Als Schwester eines psychisch Kranken ist sie „eine von Millionen“. Das stellt die Autorin und Psychologin Jana Hauschild fest. Denn acht von zehn Menschen haben Geschwister. Wenn man ausrechnet, wie viele Menschen psychisch erkrankt sind, komme man zu der Zahl in Millionenhöhe. Sie selbst gehört dazu. Ihr sechs Jahre älterer Bruder leidet an der Borderline-Persönlichkeitsstörung. So kam es, dass Hauschild im Alter von zwölf Jahren erfuhr, dass sich ihr geliebter Bruder umbringen wollte. In ihrem Buch „Übersehene Geschwister“ schreibt sie darüber, wie die Krankheit ihr Leben beeinflusst hat. Und obwohl es so viele Menschen wie sie gibt: Sie ist der Meinung, dass die Gesellschaft sie übersieht. „Zugleich nehmen die meisten Geschwister zur Entlastung der Eltern intuitiv einen Platz im Hintergrund ein, halten sich bedeckt, wollen keine weiteren Ressourcen aufbrauchen.
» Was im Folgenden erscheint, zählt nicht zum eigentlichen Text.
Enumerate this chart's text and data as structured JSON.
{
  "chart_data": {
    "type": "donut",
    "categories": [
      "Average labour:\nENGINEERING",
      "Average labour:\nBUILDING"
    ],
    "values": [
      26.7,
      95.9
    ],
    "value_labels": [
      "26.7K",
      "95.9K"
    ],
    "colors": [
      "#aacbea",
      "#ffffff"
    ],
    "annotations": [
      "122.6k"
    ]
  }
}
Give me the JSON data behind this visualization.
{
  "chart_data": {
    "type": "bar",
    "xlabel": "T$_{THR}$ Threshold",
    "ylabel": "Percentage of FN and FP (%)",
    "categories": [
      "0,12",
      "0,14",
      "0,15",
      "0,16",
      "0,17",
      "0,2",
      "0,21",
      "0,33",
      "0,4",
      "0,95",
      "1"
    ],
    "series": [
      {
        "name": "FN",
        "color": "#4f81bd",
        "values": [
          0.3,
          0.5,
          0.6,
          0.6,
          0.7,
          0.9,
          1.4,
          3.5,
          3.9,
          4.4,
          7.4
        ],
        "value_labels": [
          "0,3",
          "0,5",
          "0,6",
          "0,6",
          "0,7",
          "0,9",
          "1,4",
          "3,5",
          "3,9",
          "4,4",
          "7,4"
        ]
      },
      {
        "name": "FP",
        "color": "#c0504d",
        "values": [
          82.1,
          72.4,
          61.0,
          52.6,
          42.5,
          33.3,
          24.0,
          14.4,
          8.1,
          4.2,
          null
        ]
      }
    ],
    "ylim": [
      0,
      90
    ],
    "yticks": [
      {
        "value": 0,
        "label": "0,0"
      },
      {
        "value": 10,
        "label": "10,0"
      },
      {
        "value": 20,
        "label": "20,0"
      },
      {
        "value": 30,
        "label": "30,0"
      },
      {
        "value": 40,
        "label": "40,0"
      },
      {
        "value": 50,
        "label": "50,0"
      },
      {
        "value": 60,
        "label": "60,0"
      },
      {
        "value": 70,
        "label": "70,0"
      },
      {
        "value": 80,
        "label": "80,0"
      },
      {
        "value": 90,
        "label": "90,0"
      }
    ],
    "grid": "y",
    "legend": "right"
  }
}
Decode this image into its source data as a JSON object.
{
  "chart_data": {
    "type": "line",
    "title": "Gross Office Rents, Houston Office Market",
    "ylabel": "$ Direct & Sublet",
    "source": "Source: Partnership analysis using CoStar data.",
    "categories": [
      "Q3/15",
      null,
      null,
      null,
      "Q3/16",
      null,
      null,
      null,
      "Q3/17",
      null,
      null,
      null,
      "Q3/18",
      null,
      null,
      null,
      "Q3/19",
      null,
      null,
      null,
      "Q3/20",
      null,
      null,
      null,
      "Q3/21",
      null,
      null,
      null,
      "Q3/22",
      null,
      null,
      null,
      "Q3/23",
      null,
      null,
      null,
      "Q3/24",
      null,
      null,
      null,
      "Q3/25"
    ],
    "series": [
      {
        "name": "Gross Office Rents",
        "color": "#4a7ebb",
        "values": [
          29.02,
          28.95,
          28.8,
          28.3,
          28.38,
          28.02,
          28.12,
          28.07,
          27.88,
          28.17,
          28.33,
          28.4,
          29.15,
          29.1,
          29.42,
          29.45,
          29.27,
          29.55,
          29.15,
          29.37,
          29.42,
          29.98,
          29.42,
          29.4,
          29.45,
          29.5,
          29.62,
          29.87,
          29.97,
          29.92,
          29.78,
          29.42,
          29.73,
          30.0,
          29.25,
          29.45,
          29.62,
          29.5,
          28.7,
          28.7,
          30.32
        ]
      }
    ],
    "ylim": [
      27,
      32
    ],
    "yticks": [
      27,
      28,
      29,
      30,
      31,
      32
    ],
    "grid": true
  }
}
Sie sind Schattenkinder.“

Der Begriff Schattenkinder wird häufig verwendet, wenn es um die Geschwister von chronisch kranken sowie behinderten Kindern geht. Schattenkinder bekommen weniger Aufmerksamkeit von den Eltern und müssen öfter zurückstecken, heißt es. Gleichzeitig geht ihnen das Leid des anderen nahe, wie Jana Hauschild weiß. Vor allem, weil die Erkrankungen meist in einer Zeit ausbrechen, in der sie selbst in der Entwicklungsphase sind.

Wenn zwei Kinder gesund sind und ein Kind unter einer Behinderung leidet

Die Münchener Autorin Ilse Achilles hat sich mit den Familien behinderter Kinder auseinandergesetzt. Dabei spricht sie auch aus eigener Erfahrung: Sie hat zwei gesunde Töchter und einen behinderten Sohn. Achilles ist sich sicher, dass es für die gesunden Kinder wichtig ist, sich im Umgang mit ihrem Geschwisterteil zu distanzieren. „Denn diese Distanz und den Mut zu einem speziellen Egoismus brauchen sie unbedingt, um ihr eigenes Leben erfolgreich zu führen.“

In ihrem Buch „…und um mich kümmert sich keiner!“ schildert Achilles Beobachtungen aus ihrem Alltag. Sie blickt etwa auf eine Situation mit dem fünfjährigen Markus zurück, dessen Bruder Autismus hat. „Für Daniel machen sie immer alles. Für mich nichts. Um mich kümmert sich niemand!“, sagte Markus eines Tages. Der Auslöser für den Wutanfall war, dass die Eltern das Haus bereits abgeschlossen hatten, Markus aber die Frisbeescheibe holen wollte. Seine Eltern reagierten genervt. „Ich kann mir inzwischen vorstellen, wie groß die Verzweiflung, die Zurücksetzung, die Schmerzen, Zweifel und Ängste sind, die der junge Markus bewältigen muss“, schreibt die Autorin.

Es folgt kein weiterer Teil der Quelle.